Noite escura. Jumaat propõe-nos uma saída. Selva adentro, guiados por um rapaz descalço, olhos e ouvidos alerta, um pânico inconfessável ao mínimo restolhar. Mais ainda quando pede para desligarmos as lanternas. É então que ele levanta um ramo iluminado por cogumelos fosforescentes... Há sempre algo novo que nunca vimos ou ouvimos falar, segredos que a selva guarda para os profundos conhecedores. No último dia conseguimos ainda avistar um grupo de macacos probóscides, empoleirados numa figueira nas margens do rio. Com um nariz sobredimensionado e uma barriga dilatada, estes primatas são ainda chamados pelos locais de "orang belanda" - Homem Holandês -, pelas suas semelhanças com os colonizadores europeus.

A raflésia não é uma flor que se queira ver num "bouquet". Os exemplares maiores chegam a atingir um metro de diâmetro e nove quilos de peso e, além disso, exalam um cheiro fétido de carne em putrefacção, que apenas atrai as moscas que a polinizam. Apesar disso é sempre com alegria que se descobre um botão florido, acontecimento que dura apenas três dias, depois de 9 meses de crescimento lento. Os botânicos que ocorrem ao Parque Nacional do Monte Kinabalu, classificado em 2000 pela UNESCO como Património da Humanidade, procuram, com ajuda de guias locais, presenciar o milagre de ver a maior flor do mundo em todo o seu esplendor.
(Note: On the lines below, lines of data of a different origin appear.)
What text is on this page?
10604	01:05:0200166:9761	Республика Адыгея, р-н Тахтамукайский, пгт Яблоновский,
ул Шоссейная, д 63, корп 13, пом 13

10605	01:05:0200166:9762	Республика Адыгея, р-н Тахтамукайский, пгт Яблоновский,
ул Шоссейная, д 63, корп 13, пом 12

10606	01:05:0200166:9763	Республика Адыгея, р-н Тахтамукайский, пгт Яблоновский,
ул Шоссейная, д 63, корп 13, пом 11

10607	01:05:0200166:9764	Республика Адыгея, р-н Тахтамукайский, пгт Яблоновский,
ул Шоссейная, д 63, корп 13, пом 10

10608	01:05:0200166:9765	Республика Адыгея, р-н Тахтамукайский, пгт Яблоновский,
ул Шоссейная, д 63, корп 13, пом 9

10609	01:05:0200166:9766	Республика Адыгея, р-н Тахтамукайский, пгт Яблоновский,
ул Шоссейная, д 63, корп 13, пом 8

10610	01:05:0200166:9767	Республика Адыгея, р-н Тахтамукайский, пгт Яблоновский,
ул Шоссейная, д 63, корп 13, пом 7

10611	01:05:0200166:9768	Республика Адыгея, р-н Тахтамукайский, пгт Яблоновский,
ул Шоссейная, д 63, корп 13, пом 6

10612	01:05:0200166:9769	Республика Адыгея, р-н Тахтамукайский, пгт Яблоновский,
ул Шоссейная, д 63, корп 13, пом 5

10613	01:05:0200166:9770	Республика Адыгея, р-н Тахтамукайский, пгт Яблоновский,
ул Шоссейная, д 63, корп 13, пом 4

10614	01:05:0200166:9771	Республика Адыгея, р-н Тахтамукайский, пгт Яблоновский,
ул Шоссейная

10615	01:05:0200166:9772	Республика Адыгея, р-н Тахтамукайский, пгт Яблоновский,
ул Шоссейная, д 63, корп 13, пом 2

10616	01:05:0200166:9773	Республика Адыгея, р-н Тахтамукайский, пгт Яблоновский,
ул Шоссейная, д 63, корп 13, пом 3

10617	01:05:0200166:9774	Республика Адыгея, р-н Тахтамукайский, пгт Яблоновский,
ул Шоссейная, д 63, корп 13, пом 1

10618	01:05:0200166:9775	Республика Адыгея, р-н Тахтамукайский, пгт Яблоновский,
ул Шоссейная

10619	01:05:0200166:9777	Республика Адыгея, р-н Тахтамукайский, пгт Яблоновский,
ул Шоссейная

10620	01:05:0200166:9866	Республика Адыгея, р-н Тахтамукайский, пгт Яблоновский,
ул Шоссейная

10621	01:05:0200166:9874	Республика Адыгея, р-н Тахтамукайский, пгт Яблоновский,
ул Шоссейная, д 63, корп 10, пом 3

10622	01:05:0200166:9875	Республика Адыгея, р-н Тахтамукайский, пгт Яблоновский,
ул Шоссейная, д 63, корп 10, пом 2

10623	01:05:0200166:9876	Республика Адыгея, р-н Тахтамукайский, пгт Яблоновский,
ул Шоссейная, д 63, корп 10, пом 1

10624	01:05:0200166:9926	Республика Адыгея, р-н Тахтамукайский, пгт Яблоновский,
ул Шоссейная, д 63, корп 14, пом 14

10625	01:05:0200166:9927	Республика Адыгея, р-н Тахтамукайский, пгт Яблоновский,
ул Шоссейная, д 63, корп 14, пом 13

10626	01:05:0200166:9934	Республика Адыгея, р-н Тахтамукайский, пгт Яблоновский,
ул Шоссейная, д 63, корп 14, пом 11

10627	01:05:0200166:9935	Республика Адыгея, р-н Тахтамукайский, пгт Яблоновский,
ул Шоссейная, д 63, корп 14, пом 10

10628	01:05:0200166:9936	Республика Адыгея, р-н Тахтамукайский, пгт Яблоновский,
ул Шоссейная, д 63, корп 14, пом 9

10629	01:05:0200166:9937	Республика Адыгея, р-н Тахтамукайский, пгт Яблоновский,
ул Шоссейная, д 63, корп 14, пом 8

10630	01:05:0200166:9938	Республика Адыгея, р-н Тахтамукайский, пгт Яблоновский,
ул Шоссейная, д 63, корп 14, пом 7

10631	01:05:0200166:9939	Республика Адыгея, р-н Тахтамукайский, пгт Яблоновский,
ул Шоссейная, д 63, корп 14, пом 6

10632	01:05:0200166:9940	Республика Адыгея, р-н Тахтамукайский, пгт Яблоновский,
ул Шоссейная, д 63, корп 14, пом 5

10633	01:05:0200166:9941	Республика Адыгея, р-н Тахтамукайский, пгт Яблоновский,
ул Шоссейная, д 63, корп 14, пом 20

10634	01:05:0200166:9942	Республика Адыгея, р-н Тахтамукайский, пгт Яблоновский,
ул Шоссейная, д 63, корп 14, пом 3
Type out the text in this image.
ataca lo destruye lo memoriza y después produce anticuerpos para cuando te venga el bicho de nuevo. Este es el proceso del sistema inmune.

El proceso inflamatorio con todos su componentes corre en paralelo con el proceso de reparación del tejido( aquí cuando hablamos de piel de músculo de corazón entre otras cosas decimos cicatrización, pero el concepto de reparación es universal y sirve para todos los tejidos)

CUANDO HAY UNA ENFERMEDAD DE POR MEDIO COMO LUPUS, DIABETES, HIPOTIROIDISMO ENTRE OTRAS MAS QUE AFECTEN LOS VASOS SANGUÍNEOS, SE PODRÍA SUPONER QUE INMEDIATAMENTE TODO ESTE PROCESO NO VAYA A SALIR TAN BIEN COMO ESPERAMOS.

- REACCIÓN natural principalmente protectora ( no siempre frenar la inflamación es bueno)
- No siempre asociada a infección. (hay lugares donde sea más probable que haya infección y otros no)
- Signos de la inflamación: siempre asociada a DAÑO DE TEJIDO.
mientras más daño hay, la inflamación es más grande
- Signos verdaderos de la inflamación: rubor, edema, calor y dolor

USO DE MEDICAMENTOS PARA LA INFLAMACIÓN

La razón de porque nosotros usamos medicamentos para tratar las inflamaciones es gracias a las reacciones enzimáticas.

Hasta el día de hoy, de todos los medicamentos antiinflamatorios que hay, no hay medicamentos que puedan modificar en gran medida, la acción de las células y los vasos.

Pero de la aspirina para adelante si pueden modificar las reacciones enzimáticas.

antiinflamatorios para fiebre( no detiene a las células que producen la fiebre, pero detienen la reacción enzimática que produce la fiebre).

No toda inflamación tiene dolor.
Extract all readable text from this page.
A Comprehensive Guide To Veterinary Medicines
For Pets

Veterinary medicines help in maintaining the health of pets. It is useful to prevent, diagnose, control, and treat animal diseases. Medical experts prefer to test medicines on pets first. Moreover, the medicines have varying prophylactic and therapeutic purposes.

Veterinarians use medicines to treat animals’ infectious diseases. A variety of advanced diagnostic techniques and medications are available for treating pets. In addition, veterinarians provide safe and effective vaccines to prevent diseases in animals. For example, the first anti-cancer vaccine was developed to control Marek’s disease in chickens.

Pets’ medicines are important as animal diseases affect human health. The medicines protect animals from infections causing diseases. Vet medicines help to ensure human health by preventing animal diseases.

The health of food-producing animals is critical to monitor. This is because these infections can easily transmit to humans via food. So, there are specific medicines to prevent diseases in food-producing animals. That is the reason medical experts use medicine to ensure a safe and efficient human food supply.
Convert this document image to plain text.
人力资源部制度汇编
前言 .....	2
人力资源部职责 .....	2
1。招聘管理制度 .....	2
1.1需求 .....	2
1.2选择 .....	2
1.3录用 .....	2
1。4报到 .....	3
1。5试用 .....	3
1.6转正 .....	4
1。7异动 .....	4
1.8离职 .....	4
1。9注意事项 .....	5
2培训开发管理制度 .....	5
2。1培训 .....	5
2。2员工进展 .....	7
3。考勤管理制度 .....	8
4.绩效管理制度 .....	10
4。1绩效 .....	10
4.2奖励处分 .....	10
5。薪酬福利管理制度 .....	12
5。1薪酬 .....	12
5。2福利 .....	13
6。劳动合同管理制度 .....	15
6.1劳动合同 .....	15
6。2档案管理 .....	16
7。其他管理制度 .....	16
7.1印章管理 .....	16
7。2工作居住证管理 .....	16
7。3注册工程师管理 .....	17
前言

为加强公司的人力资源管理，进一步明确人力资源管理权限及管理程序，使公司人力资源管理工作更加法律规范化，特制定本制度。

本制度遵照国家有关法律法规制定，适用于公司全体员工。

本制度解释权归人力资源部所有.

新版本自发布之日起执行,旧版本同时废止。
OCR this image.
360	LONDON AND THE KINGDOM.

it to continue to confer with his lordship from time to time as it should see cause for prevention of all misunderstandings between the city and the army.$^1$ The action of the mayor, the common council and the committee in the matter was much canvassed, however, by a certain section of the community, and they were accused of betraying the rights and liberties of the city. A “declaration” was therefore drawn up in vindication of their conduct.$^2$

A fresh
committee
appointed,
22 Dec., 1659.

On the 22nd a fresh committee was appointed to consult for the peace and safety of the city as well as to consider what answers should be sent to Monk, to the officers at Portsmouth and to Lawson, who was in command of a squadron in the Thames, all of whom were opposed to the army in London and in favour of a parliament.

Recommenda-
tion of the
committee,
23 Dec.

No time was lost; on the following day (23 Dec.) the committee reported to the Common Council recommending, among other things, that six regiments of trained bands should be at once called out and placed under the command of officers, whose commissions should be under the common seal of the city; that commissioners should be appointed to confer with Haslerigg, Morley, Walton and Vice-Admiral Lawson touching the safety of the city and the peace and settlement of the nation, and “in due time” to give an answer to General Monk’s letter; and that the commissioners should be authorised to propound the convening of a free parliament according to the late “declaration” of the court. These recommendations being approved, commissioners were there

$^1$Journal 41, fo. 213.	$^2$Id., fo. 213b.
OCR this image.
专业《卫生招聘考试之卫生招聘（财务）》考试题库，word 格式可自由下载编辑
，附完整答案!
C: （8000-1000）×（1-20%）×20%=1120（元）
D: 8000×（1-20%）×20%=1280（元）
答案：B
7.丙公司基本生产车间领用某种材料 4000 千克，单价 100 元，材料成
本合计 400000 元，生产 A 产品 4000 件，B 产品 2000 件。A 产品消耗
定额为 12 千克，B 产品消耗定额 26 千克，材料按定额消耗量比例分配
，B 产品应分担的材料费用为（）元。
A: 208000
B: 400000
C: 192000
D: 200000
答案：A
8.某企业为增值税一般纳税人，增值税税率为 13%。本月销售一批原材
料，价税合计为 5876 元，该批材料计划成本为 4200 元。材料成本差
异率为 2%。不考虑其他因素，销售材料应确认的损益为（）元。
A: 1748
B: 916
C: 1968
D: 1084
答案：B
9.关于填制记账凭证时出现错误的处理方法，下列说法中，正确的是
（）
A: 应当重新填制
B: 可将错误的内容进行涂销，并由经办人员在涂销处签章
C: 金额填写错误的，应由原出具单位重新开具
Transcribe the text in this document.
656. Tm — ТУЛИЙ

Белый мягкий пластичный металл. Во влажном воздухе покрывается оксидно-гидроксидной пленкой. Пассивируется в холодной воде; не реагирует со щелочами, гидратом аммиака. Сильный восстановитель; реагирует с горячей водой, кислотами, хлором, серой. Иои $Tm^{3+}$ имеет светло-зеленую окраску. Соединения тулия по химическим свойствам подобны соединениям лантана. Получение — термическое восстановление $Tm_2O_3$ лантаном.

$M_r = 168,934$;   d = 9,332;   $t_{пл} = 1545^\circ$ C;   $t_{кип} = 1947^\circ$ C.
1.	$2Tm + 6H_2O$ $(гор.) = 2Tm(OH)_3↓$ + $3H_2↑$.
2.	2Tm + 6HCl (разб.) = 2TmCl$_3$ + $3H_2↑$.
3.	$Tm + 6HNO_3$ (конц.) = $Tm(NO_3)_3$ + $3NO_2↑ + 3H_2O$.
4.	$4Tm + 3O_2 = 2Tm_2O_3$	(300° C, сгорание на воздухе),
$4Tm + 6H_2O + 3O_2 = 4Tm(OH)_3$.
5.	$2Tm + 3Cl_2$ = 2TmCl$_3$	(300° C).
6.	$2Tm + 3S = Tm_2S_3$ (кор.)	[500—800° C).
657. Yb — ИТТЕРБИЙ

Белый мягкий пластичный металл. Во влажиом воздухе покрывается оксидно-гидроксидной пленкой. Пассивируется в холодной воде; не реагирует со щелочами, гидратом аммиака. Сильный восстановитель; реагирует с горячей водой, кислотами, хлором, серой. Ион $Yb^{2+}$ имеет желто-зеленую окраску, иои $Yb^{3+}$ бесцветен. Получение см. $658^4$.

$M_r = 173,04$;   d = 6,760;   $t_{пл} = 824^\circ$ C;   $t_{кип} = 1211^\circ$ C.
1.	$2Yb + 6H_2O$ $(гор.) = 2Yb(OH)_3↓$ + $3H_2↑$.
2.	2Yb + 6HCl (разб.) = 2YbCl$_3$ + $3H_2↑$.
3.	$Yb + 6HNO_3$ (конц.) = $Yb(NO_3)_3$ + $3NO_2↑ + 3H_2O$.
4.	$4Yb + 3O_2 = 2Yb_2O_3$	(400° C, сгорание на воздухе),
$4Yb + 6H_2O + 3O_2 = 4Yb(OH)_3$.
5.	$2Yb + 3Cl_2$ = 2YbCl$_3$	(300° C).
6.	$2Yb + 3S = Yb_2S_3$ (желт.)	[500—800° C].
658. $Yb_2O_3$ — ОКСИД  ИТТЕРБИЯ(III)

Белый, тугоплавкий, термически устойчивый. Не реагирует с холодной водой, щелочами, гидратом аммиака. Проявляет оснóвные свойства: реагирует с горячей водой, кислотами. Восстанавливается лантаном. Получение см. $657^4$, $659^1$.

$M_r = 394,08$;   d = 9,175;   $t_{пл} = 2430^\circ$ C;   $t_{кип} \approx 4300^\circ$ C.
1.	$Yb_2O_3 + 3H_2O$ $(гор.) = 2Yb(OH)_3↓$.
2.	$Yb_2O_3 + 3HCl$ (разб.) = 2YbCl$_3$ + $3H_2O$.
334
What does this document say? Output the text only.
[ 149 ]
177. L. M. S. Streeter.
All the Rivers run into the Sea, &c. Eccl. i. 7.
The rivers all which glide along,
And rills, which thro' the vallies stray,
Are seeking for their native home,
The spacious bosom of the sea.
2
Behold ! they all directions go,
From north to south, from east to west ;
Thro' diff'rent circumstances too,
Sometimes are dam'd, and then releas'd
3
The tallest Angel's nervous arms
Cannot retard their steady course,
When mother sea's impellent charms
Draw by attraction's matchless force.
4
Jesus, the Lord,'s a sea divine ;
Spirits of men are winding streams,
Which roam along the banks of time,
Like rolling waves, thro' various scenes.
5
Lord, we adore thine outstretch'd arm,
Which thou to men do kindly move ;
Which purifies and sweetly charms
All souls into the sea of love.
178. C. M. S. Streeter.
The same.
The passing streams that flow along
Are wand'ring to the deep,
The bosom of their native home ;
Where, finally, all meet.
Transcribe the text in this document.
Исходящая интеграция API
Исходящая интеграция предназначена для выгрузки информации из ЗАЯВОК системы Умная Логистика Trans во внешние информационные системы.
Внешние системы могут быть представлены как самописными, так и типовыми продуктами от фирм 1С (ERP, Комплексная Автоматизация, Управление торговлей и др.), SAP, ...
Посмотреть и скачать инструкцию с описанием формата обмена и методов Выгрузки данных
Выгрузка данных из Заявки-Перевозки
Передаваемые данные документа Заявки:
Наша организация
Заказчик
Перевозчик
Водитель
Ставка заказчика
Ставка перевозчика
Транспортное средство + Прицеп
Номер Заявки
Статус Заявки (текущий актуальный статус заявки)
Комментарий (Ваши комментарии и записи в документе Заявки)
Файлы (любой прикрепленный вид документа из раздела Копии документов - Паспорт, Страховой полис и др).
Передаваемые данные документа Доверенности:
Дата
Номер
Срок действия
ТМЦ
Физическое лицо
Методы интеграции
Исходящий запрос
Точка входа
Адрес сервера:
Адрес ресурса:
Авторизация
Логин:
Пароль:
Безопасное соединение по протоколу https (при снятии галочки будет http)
Se isso não acontecer, não lhes falta matéria de deslumbre: 70 espécies de carvalhos, 80 tipos de figueiras, cerca de 1200 espécies de orquídeas (algumas tão minúsculas que só se podem ver com uma lupa), musgos com um metro de altura.
Para observar muitas destas plantas é preciso ascender ao colosso que domina a paisagem. Com 4101 metros de altitude, o Monte Kinabalu é a montanha mais alta do Sudeste asiático. O percurso de dois dias começa em plena selva, entre majestosas dipterocarpias, para ascender em patamares até à "floresta das nuvens" envolta numa névoa constante, onde crescem fetos gigantescos e cachos de orquídeas se debruçam de troncos musgosos. Os bosques de bambu dão lugar a arbustos de rododendros. Quando o solo se torna pobre em nutrientes, surgem então as plantas carnívoras como a
Nepenthes rajah, que chega a atingir trinta centímetros de diâmetro. A partir do 3300 metros, a vegetação desaparece quase completamente. Nos punhados de terra entre a rocha nua só sobrevivem diminutas plantas alpinas.
Estamos no cume às seis da manhã, a tempo de assistir ao nascer do Sol sobre o imenso oceano verde que se estende aos nossos pés. Ali, numa das regiões mais selvagens do globo, há um orangotango a acordar para mais um dia na selva.

Texto: Ana Pedrosa
Fotos: António Sá

COMO IR
Terá que viajar até Kuala Lumpur, capital da Malásia. A KLM (www.klm.com) oferece as melhores ligações com tarifas que a partir de 860? para o percurso de ida e volta, a partir de Lisboa e com paragem em Amsterdão. De Kuala Lumpur para Kota Kinabalu, capital do estado de Sabah, existem numerosos voos da Malaysia Airlines - http://www.malaysiaairlines.com - por cerca de 40 ?, ida e volta.

QUANDO IR
A Malásia tem o típico clima tropical: quente e húmido durante todo o ano, com temperaturas entre os 20º e os 30º, o que significa que pode andar sempre com vestuário leve e fresco. No entanto, se planeia subir ao Monte Kinabalu tenha em atenção que, no cume, a temperatura matinal desce aos 0º. Em Sabah, a estação das chuvas decorre entre os meses de Outubro e Fevereiro.

ONDE FICAR
Apesar das condições de alojamento muito básicas, a estadia no acampamento da selva Uncle Tan é uma experiência memorável. O programa básico de 3 dias, que inclui duas noites de alojamento, transporte por estrada e barco até ao acampamento, todas as refeições e safaris com guias locais, custa 77 ? por pessoa. O preço de cada noite adicional é de 16?. Mais informações em http://www.uncletan.com/wildlifetour.html
O Borneo Rainforest Lodge oferece alojamento bem mais confortável, no vale do rio Danum onde também podem se encontram algumas das espécies emblemáticas do Bornéu. Safaris nocturnos e um passeio numa ponte suspensa a 30 metros de altura são actividades a não perder. Aqui a estadia de duas noites, com transporte, refeições e visitas guiadas custa 525 ? por pessoa, em quarto duplo. Pode saber mais em www.borneorainforestlodge.com
Junto à sede do Parque Nacional do Monte Kinabalu encontra diversos tipos de alojamento, desde camaratas para 8 pessoas a bungalows luxuosos. Em qualquer deste casos as reservas fazem através do mail infor@suterasanctuarylodges.com
No site do Turismo Oficial do Sabah - www.sabahtourism.com - encontra diversos tipos de alojamento no estado, dos melhores resorts de praia a hostels para viajantes independentes.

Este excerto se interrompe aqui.